Poring over a stack full of paintings, Buddhadev remarks "Small works are like poems." It is afternoon and we are seated on the carpet in his studio, our necks bent over uncountable works on papers that are cut to the size of a cahier, stored neatly in various places—a wooden box from his days in Santiniketan, its slanted top to be used for painting; albums with slipcases; and portfolio files.
Amidst the medley of this particular afternoon, we look at the paintings which lay in front of us, and I am alerted to the care of his compositions, their sparseness betraying a concentrated point of view, not unlike the form of a poem. Soon, more affinities emerge: the attachment of lyrical poetry to the art of describing the human condition, its welding of feeling and fact, its dedication as Keats writes to seeking axioms that are "proved upon the pulse", its reliance on a mode of observation that exceeds indexicality, all of these coalesce firmly in the art of Buddhadev Mukherjee.

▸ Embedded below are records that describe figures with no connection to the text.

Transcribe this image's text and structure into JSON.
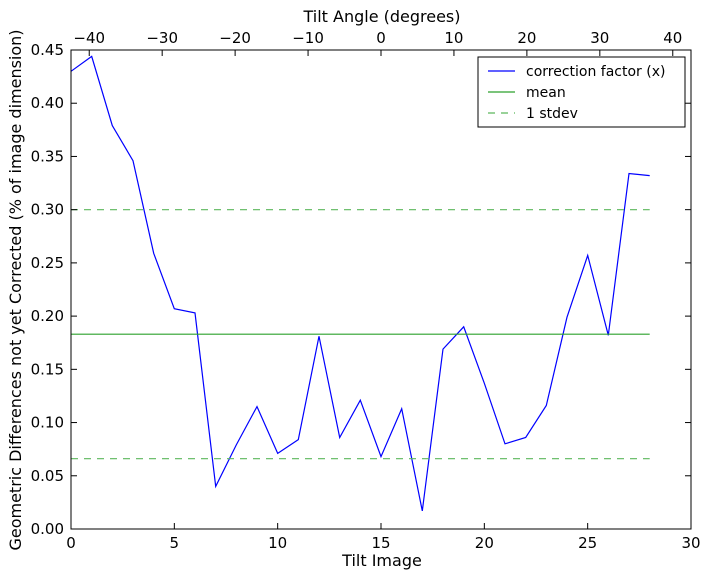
{
  "chart_data": {
    "type": "line",
    "xlabel": "Tilt Image",
    "ylabel": "Geometric Differences not yet Corrected (% of image dimension)",
    "x2label": "Tilt Angle (degrees)",
    "xlim": [
      0,
      30
    ],
    "ylim": [
      0,
      0.45
    ],
    "x2lim": [
      -42.5,
      42.5
    ],
    "xticks": [
      0,
      5,
      10,
      15,
      20,
      25,
      30
    ],
    "xtick_labels": [
      "0",
      "5",
      "10",
      "15",
      "20",
      "25",
      "30"
    ],
    "yticks": [
      0.0,
      0.05,
      0.1,
      0.15,
      0.2,
      0.25,
      0.3,
      0.35,
      0.4,
      0.45
    ],
    "ytick_labels": [
      "0.00",
      "0.05",
      "0.10",
      "0.15",
      "0.20",
      "0.25",
      "0.30",
      "0.35",
      "0.40",
      "0.45"
    ],
    "x2ticks": [
      -40,
      -30,
      -20,
      -10,
      0,
      10,
      20,
      30,
      40
    ],
    "x2tick_labels": [
      "−40",
      "−30",
      "−20",
      "−10",
      "0",
      "10",
      "20",
      "30",
      "40"
    ],
    "grid": false,
    "legend_position": "top-right",
    "series": [
      {
        "name": "correction factor (x)",
        "color": "#0000ff",
        "style": "solid",
        "x": [
          0,
          1,
          2,
          3,
          4,
          5,
          6,
          7,
          8,
          9,
          10,
          11,
          12,
          13,
          14,
          15,
          16,
          17,
          18,
          19,
          20,
          21,
          22,
          23,
          24,
          25,
          26,
          27,
          28
        ],
        "values": [
          0.43,
          0.444,
          0.379,
          0.346,
          0.259,
          0.207,
          0.203,
          0.04,
          0.079,
          0.115,
          0.071,
          0.084,
          0.181,
          0.086,
          0.121,
          0.068,
          0.113,
          0.017,
          0.169,
          0.19,
          0.137,
          0.08,
          0.086,
          0.116,
          0.199,
          0.257,
          0.182,
          0.334,
          0.332
        ]
      },
      {
        "name": "mean",
        "color": "#2ca02c",
        "style": "solid",
        "x": [
          0,
          28
        ],
        "values": [
          0.183,
          0.183
        ]
      },
      {
        "name": "1 stdev",
        "color": "#5cb85c",
        "style": "dashed",
        "x": [
          0,
          28
        ],
        "values": [
          0.3,
          0.3
        ]
      },
      {
        "name": "",
        "color": "#5cb85c",
        "style": "dashed",
        "x": [
          0,
          28
        ],
        "values": [
          0.066,
          0.066
        ]
      }
    ]
  }
}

Working on diverse textures of paper, most commonly Japanese paper, with the aqueous mediums of watercolour and ink, Buddhadev paints figures revealed in their most intimately bare self, navigating the rhythms of daily life. I look again at the paintings and see signs of life beyond the body, its elongated form lending easily to other experimentations—fantastical amalgamations of objects, birds and animals with persons, many torsos sprouting from the same waist in tentacular forms, and in one particularly striking work, heads in an amphibian form, swimming towards what lies beyond the edge of the page. None of these seem out of place, their strangeness at home with the frictions of being and becoming.